Projektarbeit kann eine willkommene Abwechslung zur Linien- oder Prozessarbeit sein. Projektarbeit kann aber auch zur Belastung werden indem sie sozialer Entwurzelung, Individualisierung und Sinnverlust Vorschub leistet, so jedenfalls meine These. Besonders gut dort lässt sich das dort beobachten, wo es ausschließlich Projektarbeit gibt, nämlich bei den Unternehmen der Dienstleistungs- und Beratungsbranche, beispielsweise bei IT-Dienstleistern. Es ist höchste Zeit die Projektarbeit verträglicher zu gestalten: Sinnvoll(e) Projekte machen.
Wo eine übergeordnete Vision als Klammer per Definition fehlt, ist es schwer, Sinn im Projekt beim Kunden zu erfahren. Wo der einzige Maßstab und auch das vorrangig incentivierte Ziel die Auslastung der Mitarbeiter ist, stellt sich nur schwer Zusammenhalt und Kooperation ein. Wo aus Gründen dieser Auslastung die Projekte beliebig sind, wird soziale Entwurzelung billigend in Kauf genommen. All das ist keine Übertreibung, sondern trauriger Alltag bei zahlreichen Unternehmen in der IT-Dienstleistung und anderen Unternehmen der Dienstleistungs- und Beratungsbranche.
Vor diesem Hintergrund verwundern die Ergebnisse des Forschungsprojekts DIWA-IT nicht wirklich. „Von den 331 Befragten in allen beteiligten Firmen können laut eigener Aussage nur 29 Prozent nach der Arbeit problemlos abschalten. Dass sie ihre Arbeit auf Dauer durchhalten, glauben nur 37 Prozent der IT-Experten. Beide Werte haben sich im Vergleich zu Befragungen 2001 und 2005 deutlich verschlechtert.“, heißt es in der Süddeutschen Zeitung. Allein die Tatsache, dass die meisten Mitarbeiter jung in diesen Dienstleistungsunternehmen anfangen und dann häufig nach einigen Jahren zu Kunden wechseln, verhindert meiner Meinung nach hier größeren Leidensdruck.

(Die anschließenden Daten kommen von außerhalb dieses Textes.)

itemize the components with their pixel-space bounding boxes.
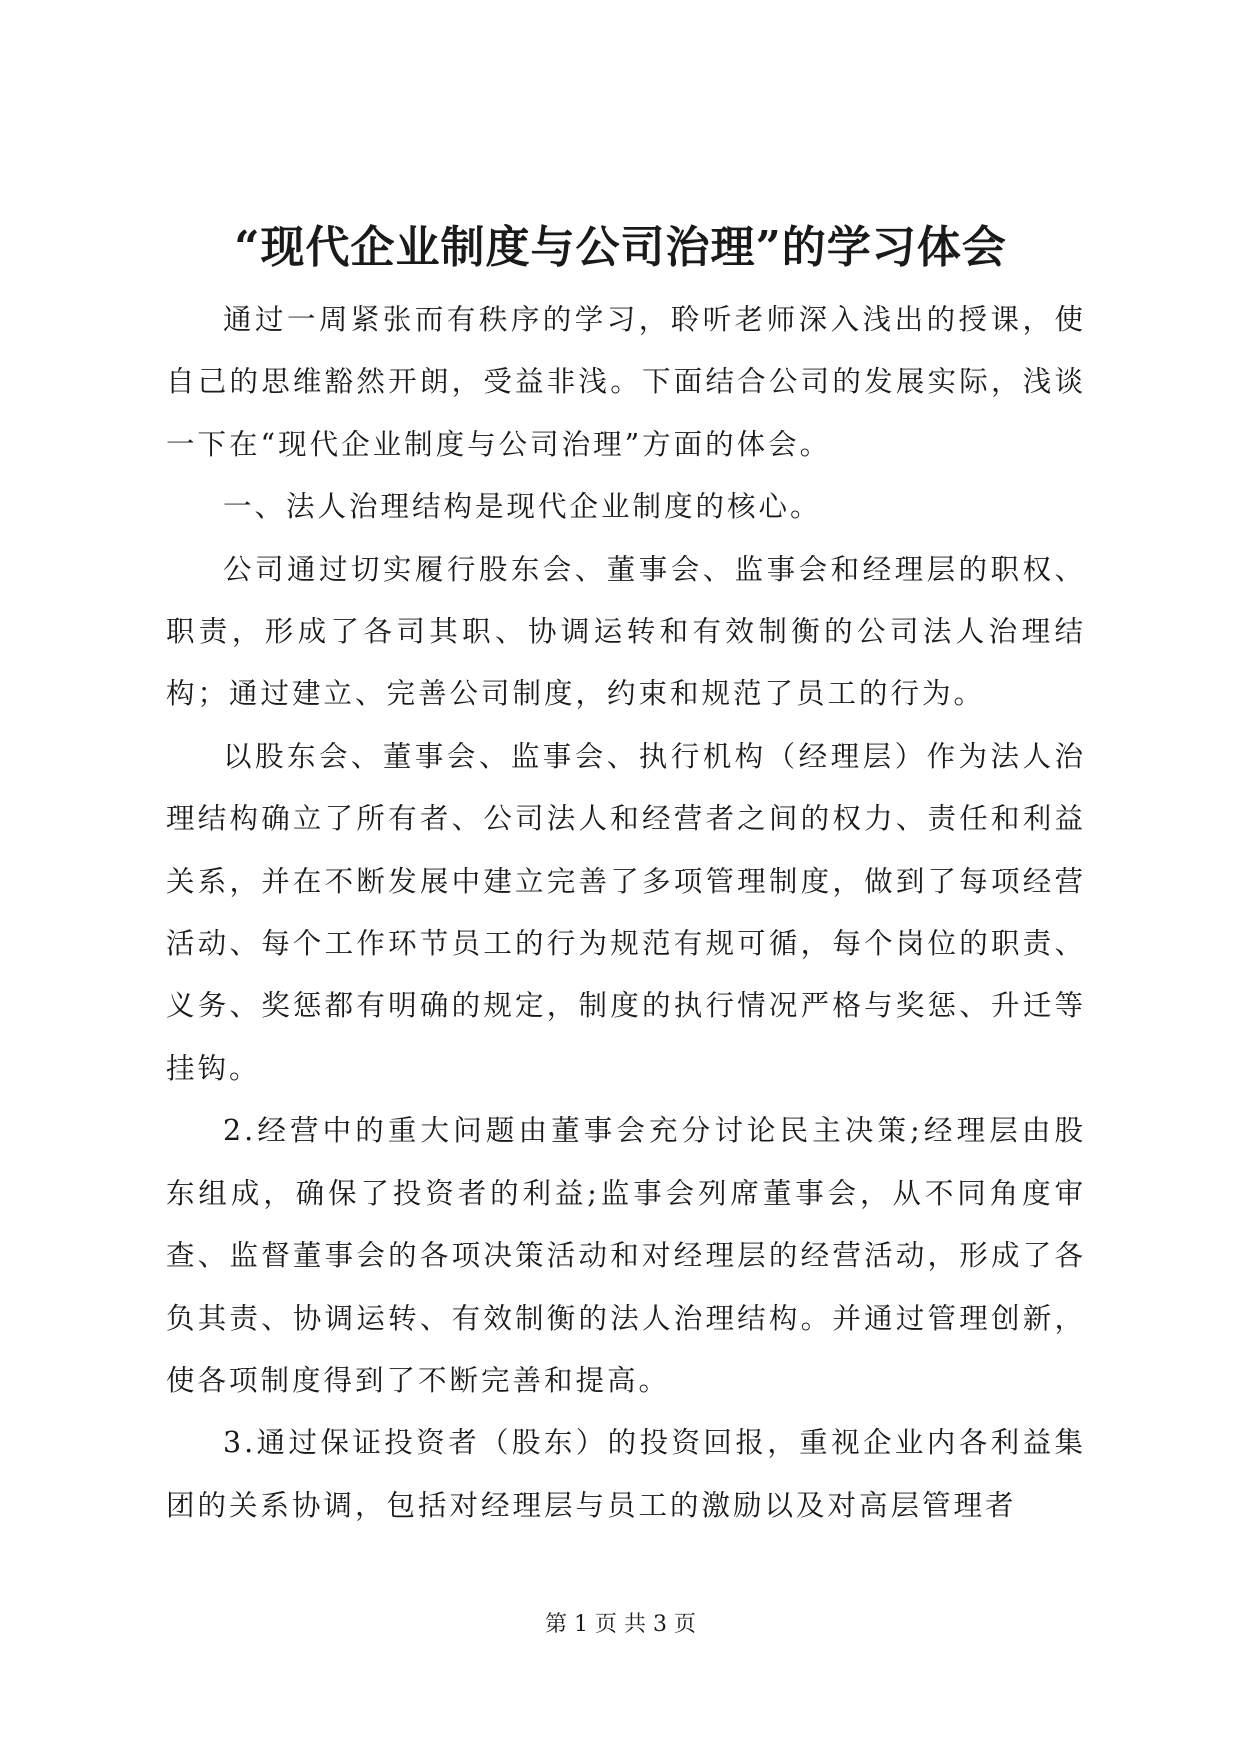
paragraph-intro: 通过一周紧张而有秩序的学习，聆听老师深入浅出的授课，使自己的思维豁然开朗，受益非浅。下面结合公司的发展实际，浅谈一下在“现代企业制度与公司治理”方面的体会。 (166, 303, 1086, 461)
paragraph-governance: 公司通过切实履行股东会、董事会、监事会和经理层的职权、职责，形成了各司其职、协调运转和有效制衡的公司法人治理结构；通过建立、完善公司制度，约束和规范了员工的行为。 (166, 552, 1086, 711)
page-footer (0, 1610, 1241, 1640)
document-body (166, 289, 1086, 1537)
paragraph-point-3: 3.通过保证投资者（股东）的投资回报，重视企业内各利益集团的关系协调，包括对经理层与员工的激励以及对高层管理者 (166, 1426, 1086, 1522)
paragraph-structure: 以股东会、董事会、监事会、执行机构（经理层）作为法人治理结构确立了所有者、公司法人和经营者之间的权力、责任和利益关系，并在不断发展中建立完善了多项管理制度，做到了每项经营活动、每个工作环节员工的行为规范有规可循，每个岗位的职责、义务、奖惩都有明确的规定，制度的执行情况严格与奖惩、升迁等挂钩。 (166, 739, 1086, 1085)
document-title: “现代企业制度与公司治理”的学习体会 (234, 222, 1007, 273)
page-number: 第 1 页 共 3 页 (545, 1612, 696, 1637)
paragraph-section-heading: 一、法人治理结构是现代企业制度的核心。 (223, 490, 822, 524)
paragraph-point-2: 2.经营中的重大问题由董事会充分讨论民主决策;经理层由股东组成，确保了投资者的利益;监事会列席董事会，从不同角度审查、监督董事会的各项决策活动和对经理层的经营活动，形成了各负其责、协调运转、有效制衡的法人治理结构。并通过管理创新，使各项制度得到了不断完善和提高。 (166, 1114, 1086, 1397)
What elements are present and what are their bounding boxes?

Als dienstleistungsorientiertes Unternehmen kann man dieses Muster nun als systemimmanent betrachten, weiterhin als Durchlauferhitzer arbeiten und am systematischen Verschleiß gutes Geld verdienen. In Hinblick auf den demographischen Wandel und den damit einhergehenden Mangel an Fachkräften erscheint es aber doch ratsam, sich auf seine soziale Verantwortung zu besinnen und über geeignete Maßnahmen nachzudenken.
Folgt man der schlüssigen Argumentation des Buches „Die Burnout-Lüge“ der Autorin und Ärztin Martina Leibovici-Mühlberger dann ergeben sich zwei Spannungsfelder in denen als Maßnahme die Prioritäten neu zu sortieren sein werden. Erstens Kooperation und Teilhabe versus Konkurrenz und Individualisierung und zweitens Sinn und eigener Beitrag versus Beliebigkeit und Austauschbarkeit. Generell gilt: je stärker die Kultur von Konkurrenz und Individualisierung geprägt ist und je beliebiger und damit sinnfreier die Projekte gewählt werden, desto höher wird das Gefährdungspotential ausfallen.
Umgekehrt würde ein verantwortlich handelndes Dienstleistungsunternehmen dafür sorgen, dass erstens vornehmlich ein Geist der Kooperation herrscht, so dass man sich gegenseitig bei Problemen und Engpässen unbürokratisch helfen darf und tatsächlich kollegial hilft. Und zweitens würde ein solches Unternehmen die richtigen Projekte machen, nämlich Projekte die den Mitarbeitern mehr bedeuten als nur Auslastung und Entlohnung. Zugegeben: ziemlich idealistisch und sicherlich eine ferne Vision, aber für mich ist die Richtung damit klar.